Genomic prediction for plant height
GP was performed using several models implemented in R packages. RR-BLUP was conducted using the ‘rrBLUP’ package (Endelman, 2011). Four Bayesian models—BA, BB, BL, and BRR—were implemented using the ‘BGLR’ package (Barili et al., 2018; Legarra et al., 2011). Additionally, Random Forest (RF) was applied using the ‘randomForest’ package (Ogutu et al., 2011), and Support Vector Machines (SVM) were implemented using the ‘kernlab’ package (Maenhout et al., 2007). These approaches have been previously utilized in GS studies (Ravelombola et al., 2019, 2020, 2021; Shi et al., 2021, 2022).

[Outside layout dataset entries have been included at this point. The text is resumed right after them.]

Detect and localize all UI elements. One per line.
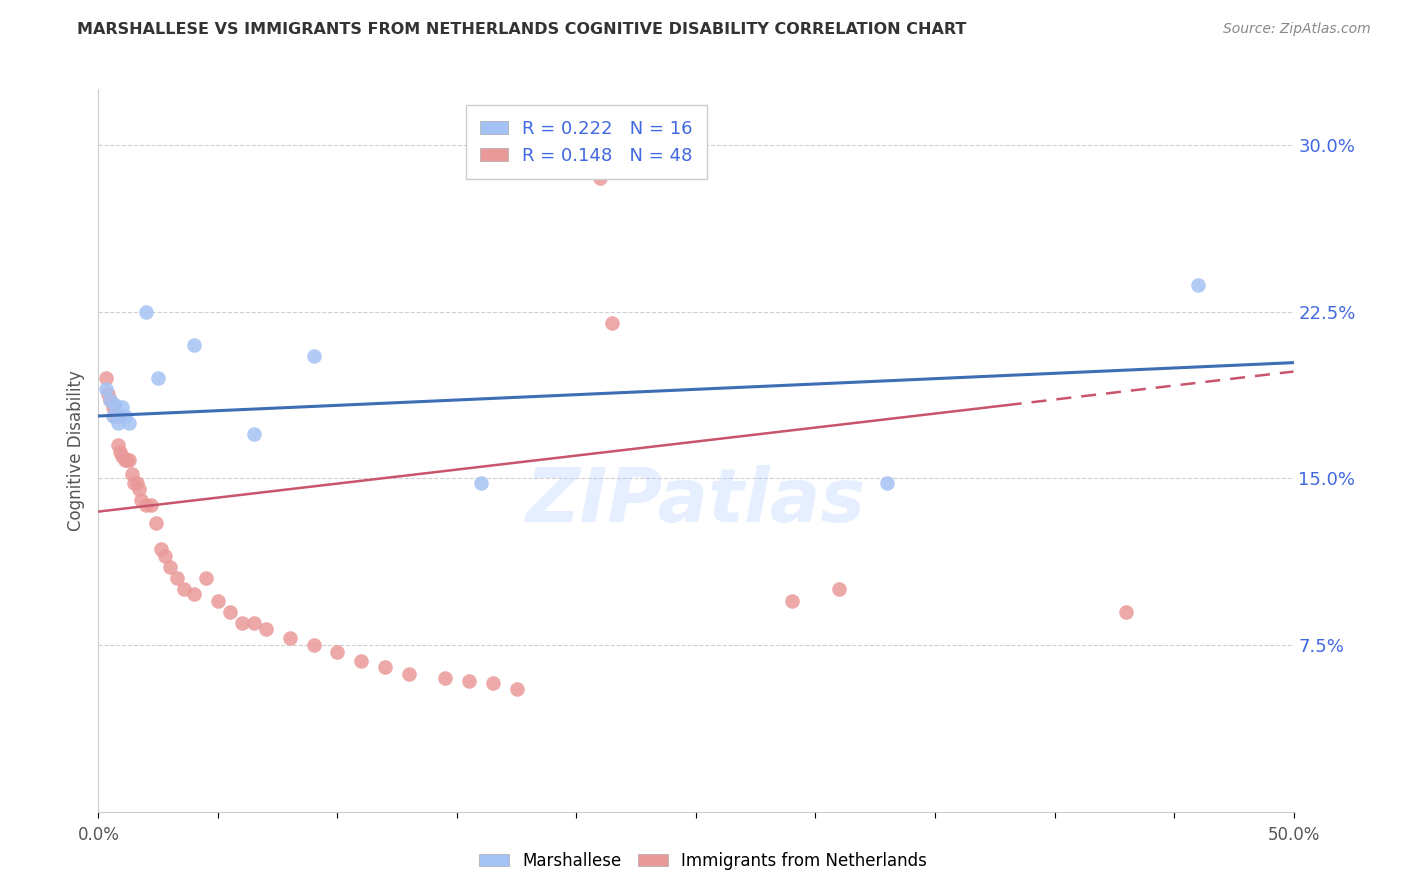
Point xyxy=(278,632,301,646)
Legend: Marshallese, Immigrants from Netherlands: Marshallese, Immigrants from Netherlands xyxy=(472,846,934,877)
Point xyxy=(828,582,851,597)
Point xyxy=(434,671,457,685)
Point xyxy=(124,475,146,490)
Point xyxy=(374,660,396,674)
Point xyxy=(302,638,325,652)
Text: Source: ZipAtlas.com: Source: ZipAtlas.com xyxy=(1223,22,1371,37)
Point xyxy=(541,160,564,174)
Point xyxy=(1187,277,1209,292)
Point xyxy=(481,675,505,690)
Point xyxy=(183,587,205,601)
Point xyxy=(94,371,117,385)
Point xyxy=(101,409,124,423)
Point xyxy=(118,453,141,467)
Point xyxy=(231,615,253,630)
Y-axis label: Cognitive Disability: Cognitive Disability xyxy=(66,370,84,531)
Point xyxy=(135,498,157,512)
Point xyxy=(780,593,803,607)
Point xyxy=(108,444,131,458)
Point xyxy=(104,409,127,423)
Point xyxy=(398,666,420,681)
Point xyxy=(149,542,172,557)
Point xyxy=(101,400,124,414)
Point xyxy=(506,682,529,697)
Point xyxy=(107,438,129,452)
Point xyxy=(183,338,205,352)
Point xyxy=(243,615,266,630)
Point xyxy=(458,673,481,688)
Point xyxy=(131,493,153,508)
Point xyxy=(98,393,122,408)
Point xyxy=(98,393,122,408)
Point xyxy=(104,398,127,412)
Point xyxy=(350,654,373,668)
Point xyxy=(148,371,170,385)
Point xyxy=(876,475,898,490)
Point xyxy=(602,316,624,330)
Point xyxy=(97,386,120,401)
Point xyxy=(155,549,177,563)
Point xyxy=(173,582,195,597)
Point xyxy=(135,304,157,318)
Point xyxy=(115,453,138,467)
Text: MARSHALLESE VS IMMIGRANTS FROM NETHERLANDS COGNITIVE DISABILITY CORRELATION CHAR: MARSHALLESE VS IMMIGRANTS FROM NETHERLAN… xyxy=(77,22,967,37)
Point xyxy=(128,483,150,497)
Point xyxy=(111,400,134,414)
Legend: R = 0.222   N = 16, R = 0.148   N = 48: R = 0.222 N = 16, R = 0.148 N = 48 xyxy=(465,105,707,179)
Point xyxy=(1115,605,1137,619)
Point xyxy=(114,409,136,423)
Point xyxy=(111,449,134,463)
Point xyxy=(94,382,117,396)
Point xyxy=(166,571,188,585)
Text: ZIPatlas: ZIPatlas xyxy=(526,465,866,538)
Point xyxy=(121,467,143,481)
Point xyxy=(107,409,129,423)
Point xyxy=(145,516,167,530)
Point xyxy=(243,426,266,441)
Point xyxy=(125,475,148,490)
Point xyxy=(195,571,218,585)
Point xyxy=(254,623,277,637)
Point xyxy=(159,560,181,574)
Point xyxy=(219,605,242,619)
Point xyxy=(118,416,141,430)
Point xyxy=(114,453,136,467)
Point xyxy=(589,171,612,186)
Point xyxy=(207,593,229,607)
Point xyxy=(326,645,349,659)
Point xyxy=(107,416,129,430)
Point xyxy=(139,498,162,512)
Point xyxy=(302,349,325,363)
Point xyxy=(470,475,492,490)
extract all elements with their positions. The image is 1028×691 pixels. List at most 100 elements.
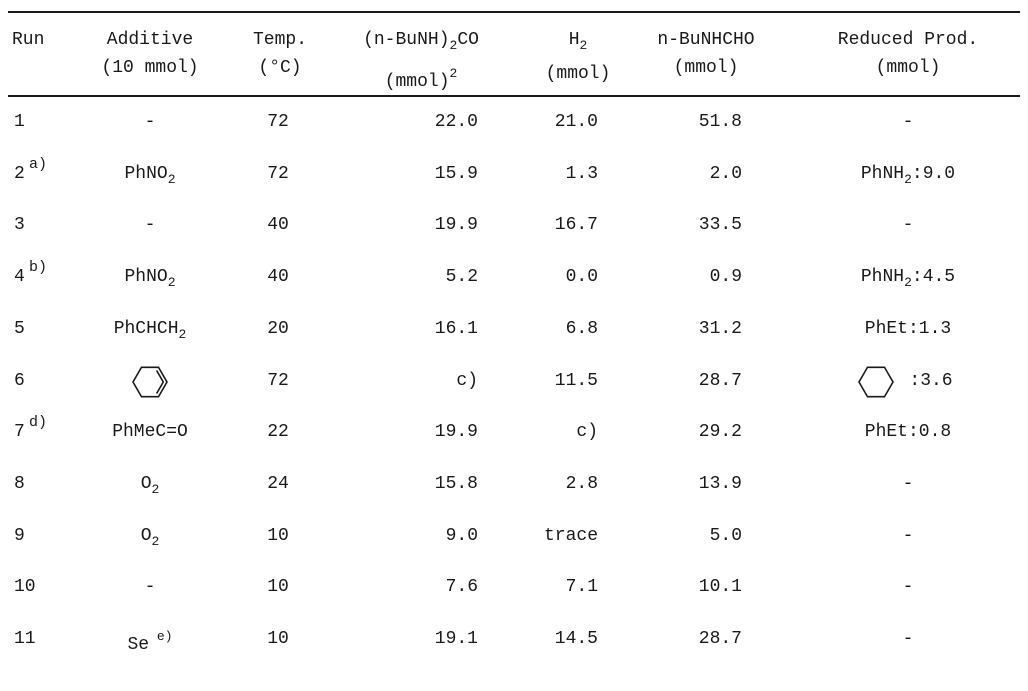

Genomic prediction using different SNP sets
We examined ten randomly selected subsets of SNPs, ranging from 6 to 15,058 SNPs, designated as r6, r50, r100, r200, r500, r1000, r2000, r5000, r10000, and all.15,058SNPs. Additionally, four GWAS-derived SNP sets (m10: 10 markers; m2: 2 markers; m6_2pca: 6 markers with PCA=2; m6_3pca: 6 markers with PCA=3) were derived from a GWAS conducted on a panel of 307 accessions using five models—GLM, MLM, MLMM, FarmCPU, and BLINK—implemented in GAPIT3. GEBVs were calculated for each of the ten SNP sets (ten randomly selected SNP sets plus four GWAS derived marker sets) across all seven GP models (BA, BB, BL, BRR, rrBLUP, RF, and SVM). Each combination underwent 100 iterations, and the mean correlation coefficients (r-values) along with standard errors (SE) were computed to assess model performance. Boxplots illustrating the performance of GP models across different SNP sets were generated using the ‘ggplot2’ package in R (Wickham, 2016).
GP by GWAS-derived SNP markers
GWAS-derived SNP markers from the whole panel and cross-population prediction
First, GWAS was conducted using five models (GLM, MLM, MLMM, FarmCPU, and BLINK), and the associated SNP markers were identified from these models in the entire GWAS panel (307 spinach accessions). Secondly, GP was performed using the GWAS-derived SNP markers to perform cross-population prediction analysis with five-fold cross-validation (training:validation = 4:1) using seven genomic prediction (GP) models: BA, BB, BL, BRR, rrBLUP, RF, and SVM.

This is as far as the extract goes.